Quality as an USP
I recently gave my first impressions on PopCap games latest casual title Plants vs Zombies. It’s a really fun game that has very little in common with the other hit titles from PopCap except for one thing: quality. All of PopCaps games are genuine quality products with little if any glitches and no flimsy art that cramps their style. Well so what? It’s simple, quality is lacking in a lot of big titles. And quality is the ultimate deal breaker with entertainment. Let’s explore why:
Most games are quality products that have bugs, glitches or unfinished parts due to last minute feature additions or late night crunching to ship the title. This is all well and good. We seem to be selling a lot of games. But looking at the numbers in another light we also see that individual titles seem to sell less from year to year. This decline can’t be solely based on one factor of course; competition, piracy mega hits like World of Warcraft have very clear effects on the sales of games. But quality is a factor that has been overlooked for a very long time from the developers point of view. Quality over a certain “it works dammit” threshold just isn’t cost efficient enough.
Before I give a few examples of why this is not necessarily true let me just define what I mean with quality:
Quality doesn’t mean that the game is good. It means that whatever your game or product does it does good.

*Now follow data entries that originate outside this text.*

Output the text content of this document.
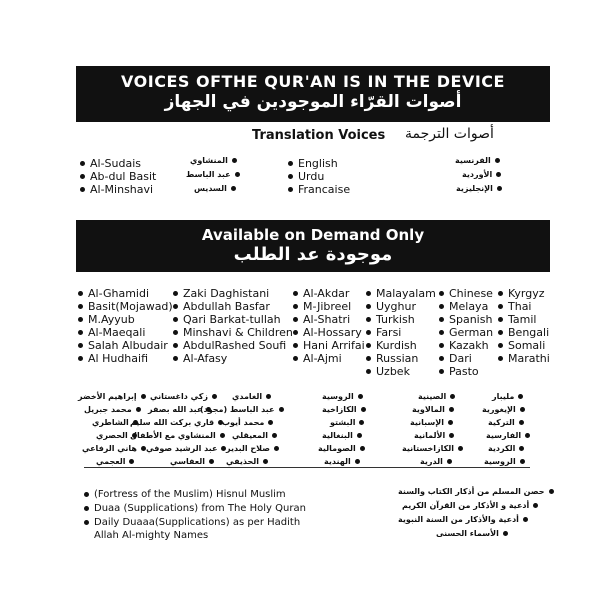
VOICES OFTHE QUR'AN IS IN THE DEVICE
أصوات القرّاء الموجودين في الجهاز
Translation Voices أصوات الترجمة
Al-Sudais
Ab-dul Basit
Al-Minshavi
المنشاوي
عبد الباسط
السديس
English
Urdu
Francaise
الفرنسية
الأوردية
الإنجليزية
Available on Demand Only
موجودة عد الطلب
Al-Ghamidi
Basit(Mojawad)
M.Ayyub
Al-Maeqali
Salah Albudair
Al Hudhaifi
Zaki Daghistani
Abdullah Basfar
Qari Barkat-tullah
Minshavi & Children
AbdulRashed Soufi
Al-Afasy
Al-Akdar
M-Jibreel
Al-Shatri
Al-Hossary
Hani Arrifai
Al-Ajmi
Malayalam
Uyghur
Turkish
Farsi
Kurdish
Russian
Uzbek
Chinese
Melaya
Spanish
German
Kazakh
Dari
Pasto
Kyrgyz
Thai
Tamil
Bengali
Somali
Marathi
إبراهيم الأخضر
محمد جبريل
الشاطري
الحصري
هاني الرفاعي
العجمي
زكي داغستاني
عبد الله بصفر
قاري بركت الله سليم
المنشاوي مع الأطفال
عبد الرشيد صوفي
العفاسي
الغامدي
عبد الباسط (مجود)
محمد أيوب
المعيقلي
صلاح البدير
الحذيفي
الروسية
الكازاخية
البشتو
البنغالية
الصومالية
الهندية
الصينية
المالاوية
الإسبانية
الألمانية
الكازاخستانية
الدرية
مليبار
الإيغورية
التركية
الفارسية
الكردية
الروسية
(Fortress of the Muslim) Hisnul Muslim
Duaa (Supplications) from The Holy Quran
Daily Duaaa(Supplications) as per Hadith
Allah Al-mighty Names
حصن المسلم من أذكار الكتاب والسنة
أدعية و الأذكار من القرآن الكريم
أدعية والأذكار من السنة النبوية
الأسماء الحسنى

You never see a Ferrari with a wobbly steering wheel. That would devastate the drivers experience of the Ferrari. Likewise you seldom see cartoon characters in real world sitcoms. Or a pinkish plastic cover, that falls off, on your new MacBook. So why is it we find crashes, graphical glitches, strange sounds and missing textures in AAA games?

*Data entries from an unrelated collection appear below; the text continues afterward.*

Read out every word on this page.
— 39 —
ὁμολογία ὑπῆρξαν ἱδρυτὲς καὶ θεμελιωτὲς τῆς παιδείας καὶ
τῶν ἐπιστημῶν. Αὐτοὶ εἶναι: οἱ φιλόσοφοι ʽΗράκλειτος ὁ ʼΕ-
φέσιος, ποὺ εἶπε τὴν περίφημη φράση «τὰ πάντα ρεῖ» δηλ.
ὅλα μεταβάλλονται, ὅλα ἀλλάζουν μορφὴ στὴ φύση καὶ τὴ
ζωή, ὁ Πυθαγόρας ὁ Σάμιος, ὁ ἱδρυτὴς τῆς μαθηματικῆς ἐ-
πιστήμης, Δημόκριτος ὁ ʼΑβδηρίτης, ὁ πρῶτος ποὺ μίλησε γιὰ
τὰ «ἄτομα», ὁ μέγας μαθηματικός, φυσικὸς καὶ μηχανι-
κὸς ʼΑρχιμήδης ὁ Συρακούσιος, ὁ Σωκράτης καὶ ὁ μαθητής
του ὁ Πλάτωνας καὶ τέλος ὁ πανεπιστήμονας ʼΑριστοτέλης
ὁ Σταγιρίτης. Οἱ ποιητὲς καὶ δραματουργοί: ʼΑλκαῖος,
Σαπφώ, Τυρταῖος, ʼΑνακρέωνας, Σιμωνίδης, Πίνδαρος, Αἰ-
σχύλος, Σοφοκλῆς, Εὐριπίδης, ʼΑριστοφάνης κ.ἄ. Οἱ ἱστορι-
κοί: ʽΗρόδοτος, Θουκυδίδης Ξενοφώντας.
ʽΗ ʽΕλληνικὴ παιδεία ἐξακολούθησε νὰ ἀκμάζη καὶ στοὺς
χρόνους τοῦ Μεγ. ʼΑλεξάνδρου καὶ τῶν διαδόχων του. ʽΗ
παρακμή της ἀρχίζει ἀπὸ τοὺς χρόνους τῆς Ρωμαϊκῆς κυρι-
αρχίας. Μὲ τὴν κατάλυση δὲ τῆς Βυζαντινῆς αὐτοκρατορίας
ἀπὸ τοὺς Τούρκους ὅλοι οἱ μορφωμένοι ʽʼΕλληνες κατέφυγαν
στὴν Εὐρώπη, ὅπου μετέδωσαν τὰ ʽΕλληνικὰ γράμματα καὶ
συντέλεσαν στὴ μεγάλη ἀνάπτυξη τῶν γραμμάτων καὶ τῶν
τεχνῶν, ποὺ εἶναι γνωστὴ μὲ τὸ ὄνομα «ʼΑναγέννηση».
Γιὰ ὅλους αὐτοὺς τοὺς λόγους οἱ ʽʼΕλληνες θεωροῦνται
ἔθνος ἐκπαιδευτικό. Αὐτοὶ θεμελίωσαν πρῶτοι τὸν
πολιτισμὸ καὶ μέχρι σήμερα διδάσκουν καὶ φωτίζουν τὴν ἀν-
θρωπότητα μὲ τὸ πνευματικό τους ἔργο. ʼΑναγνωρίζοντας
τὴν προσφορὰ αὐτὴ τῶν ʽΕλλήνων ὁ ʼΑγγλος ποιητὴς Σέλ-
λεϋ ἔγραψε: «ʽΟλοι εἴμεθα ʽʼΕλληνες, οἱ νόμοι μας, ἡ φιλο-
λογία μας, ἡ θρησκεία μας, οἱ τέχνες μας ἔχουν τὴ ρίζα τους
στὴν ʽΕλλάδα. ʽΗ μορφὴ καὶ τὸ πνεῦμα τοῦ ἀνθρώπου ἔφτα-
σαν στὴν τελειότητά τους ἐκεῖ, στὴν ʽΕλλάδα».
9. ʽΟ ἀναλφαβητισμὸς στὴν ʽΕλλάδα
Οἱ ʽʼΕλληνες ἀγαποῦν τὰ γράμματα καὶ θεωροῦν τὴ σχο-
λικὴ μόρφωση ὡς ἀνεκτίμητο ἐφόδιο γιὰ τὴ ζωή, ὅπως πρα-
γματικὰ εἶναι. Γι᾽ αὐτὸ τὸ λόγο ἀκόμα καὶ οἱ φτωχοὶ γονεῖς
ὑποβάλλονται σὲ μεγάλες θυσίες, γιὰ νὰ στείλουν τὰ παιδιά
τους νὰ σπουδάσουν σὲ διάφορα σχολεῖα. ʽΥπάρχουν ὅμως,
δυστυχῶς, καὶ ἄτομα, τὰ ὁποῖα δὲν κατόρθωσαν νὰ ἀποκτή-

Because quality was not an issue for the developer. The features were.
Look again at PopCap games, do they have the features of other casual titles? In some cases yes, in others no. Apple’s iPhone isn’t close to cheaper smart phones in terms of features and power. Yet it outsells them ten to one. The list goes on. But the point is that production companies might want to start looking into quality instead of features.
Maybe you don’t need to be able to customize everything in the game. Maybe it just needs to look great from the start.